The baseline characteristics of the study participants are listed in Table 1. The mean (SD) age was 37.0 (15.7) years, 24% were current or former smokers, and 28% of women were post-menopausal. Overall, 73% of women reported at least one episode of weight cycling.
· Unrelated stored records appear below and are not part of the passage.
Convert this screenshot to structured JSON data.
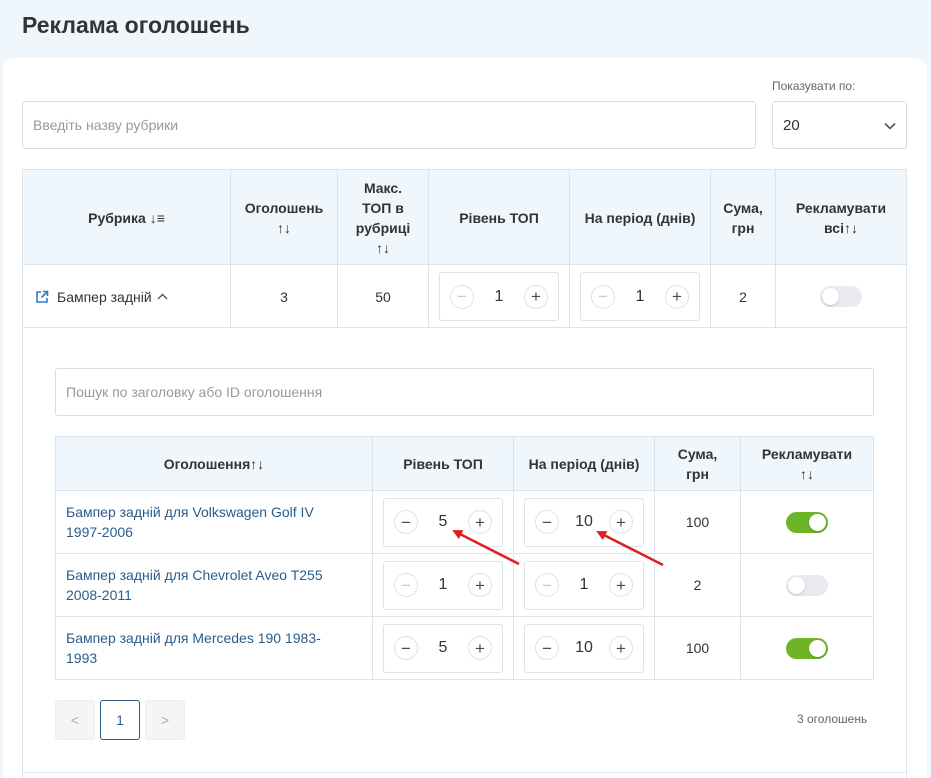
{
  "page": {
    "title": "Реклама оголошень"
  },
  "filters": {
    "search_placeholder": "Введіть назву рубрики",
    "per_page_label": "Показувати по:",
    "per_page_value": "20"
  },
  "rubrics_table": {
    "headers": {
      "rubric": "Рубрика ↓≡",
      "ads": "Оголошень",
      "ads_sort": "↑↓",
      "max_top_1": "Макс.",
      "max_top_2": "ТОП в",
      "max_top_3": "рубриці",
      "max_top_sort": "↑↓",
      "top_level": "Рівень ТОП",
      "period": "На період (днів)",
      "sum_1": "Сума,",
      "sum_2": "грн",
      "promote_all_1": "Рекламувати",
      "promote_all_2": "всі↑↓"
    },
    "row": {
      "rubric": "Бампер задній",
      "ads": "3",
      "max_top": "50",
      "top_level": "1",
      "period": "1",
      "sum": "2",
      "promote_all": false
    }
  },
  "ads_section": {
    "search_placeholder": "Пошук по заголовку або ID оголошення",
    "headers": {
      "ad": "Оголошення↑↓",
      "top_level": "Рівень ТОП",
      "period": "На період (днів)",
      "sum_1": "Сума,",
      "sum_2": "грн",
      "promote_1": "Рекламувати",
      "promote_2": "↑↓"
    },
    "rows": [
      {
        "title_1": "Бампер задній для Volkswagen Golf IV",
        "title_2": "1997-2006",
        "top_level": "5",
        "period": "10",
        "sum": "100",
        "promote": true
      },
      {
        "title_1": "Бампер задній для Chevrolet Aveo T255",
        "title_2": "2008-2011",
        "top_level": "1",
        "period": "1",
        "sum": "2",
        "promote": false
      },
      {
        "title_1": "Бампер задній для Mercedes 190 1983-",
        "title_2": "1993",
        "top_level": "5",
        "period": "10",
        "sum": "100",
        "promote": true
      }
    ],
    "pagination": {
      "prev": "<",
      "current": "1",
      "next": ">",
      "count": "3 оголошень"
    }
  },
  "colors": {
    "accent": "#2b5c8a",
    "toggle_on": "#6db526",
    "header_bg": "#f0f7fc",
    "annotation_arrow": "#e02020"
  }
}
Compared to women without a HWC, those who reported at least one HWC had a higher BMI [mean (SD) 26.7 (6.1) kg/m2 vs. 23.8 (3.7) kg/m2; p < 0.01], larger waist circumference [36.1 (5.9) inches vs. 33.6 (3.8) inches; p < 0.01] and higher systolic blood pressure [118 (15) mmHg vs. 115 (12) mmHg; p < 0.01]. There were no other statistically significant differences in baseline characteristics between women with and without HWC.

Table 1

Descriptive Characteristics of the Study Participants in the Overall Sample and by History of Weight Cycling.

Characteristics	Total (N = 485) % or Mean (SD)	History of Weight Cycling
		Present (n = 352) % or Mean (SD)	Absent (n = 133) % or Mean (SD)
Mean Age (years)	37.0 (15.7)	37.2 (15.6)	36.3 (16.0)
Race
White	57%	59%	51%
Black	20%	21%	16%
Asian	19%	15%	29%
Other	4%	5%	4%
Hispanic	28%	30%	23%
Married/Living with partner	30%	30%	29%
Have Health Insurance	76%	76%	75%
Postmenopausal	28%	28%	29%
History of Pregnancy	29%	30%	29%
Education: College and above	77%	78%	74%
Current/Former Smoker	24%	25%	20%
History of Chronic Disease*	61%	64%	55%
Diabetes	5%	5%	5%
Hypertension	31%	34%	25%
Hypercholesterolemia	21%	21%	21%
CVD†	5%	5%	5%
Mean BMI (kg/m2)	25.9 (5.7)	26.7 (6.1)	23.8 (3.7)
Normal	44%	44%	70%
Overweight	34%	34%	22%
Obese	22%	22%	8%
Weight Cycling Episodes	2.1 (2.6)
Mean Waist Circumference (inches)	35.4 (5.5)	36.1 (5.9)	33.6 (3.8)
Mean Systolic Blood Pressure (mm Hg)	117 (14.3)	118 (15.1)	115 (11.9)
Mean Diastolic Blood Pressure (mm Hg)	73 (10.8)	73 (11.2)	72 (9.6)
Mean Total Cholesterol (mg/dL)	182.0 (36.4)	181.9 (37.8)	182.4 (32.6)
Mean HDL Cholesterol (mg/dL)	61.2 (15.7)	60.6 (15.6)	62.7 (16.0)
Mean LDL Cholesterol (mg/dL)	104.6 (32.1)	105.1 (33.5)	103.2 (28.2)
Mean Triglycerides (mg/dL)	81.2 (40.8)	80.6 (40.2)	83.0 (42.6)
Mean Fasting Glucose (mg/dL)	88.7 (17.2)	89.0 (18.5)	88.2 (13.2)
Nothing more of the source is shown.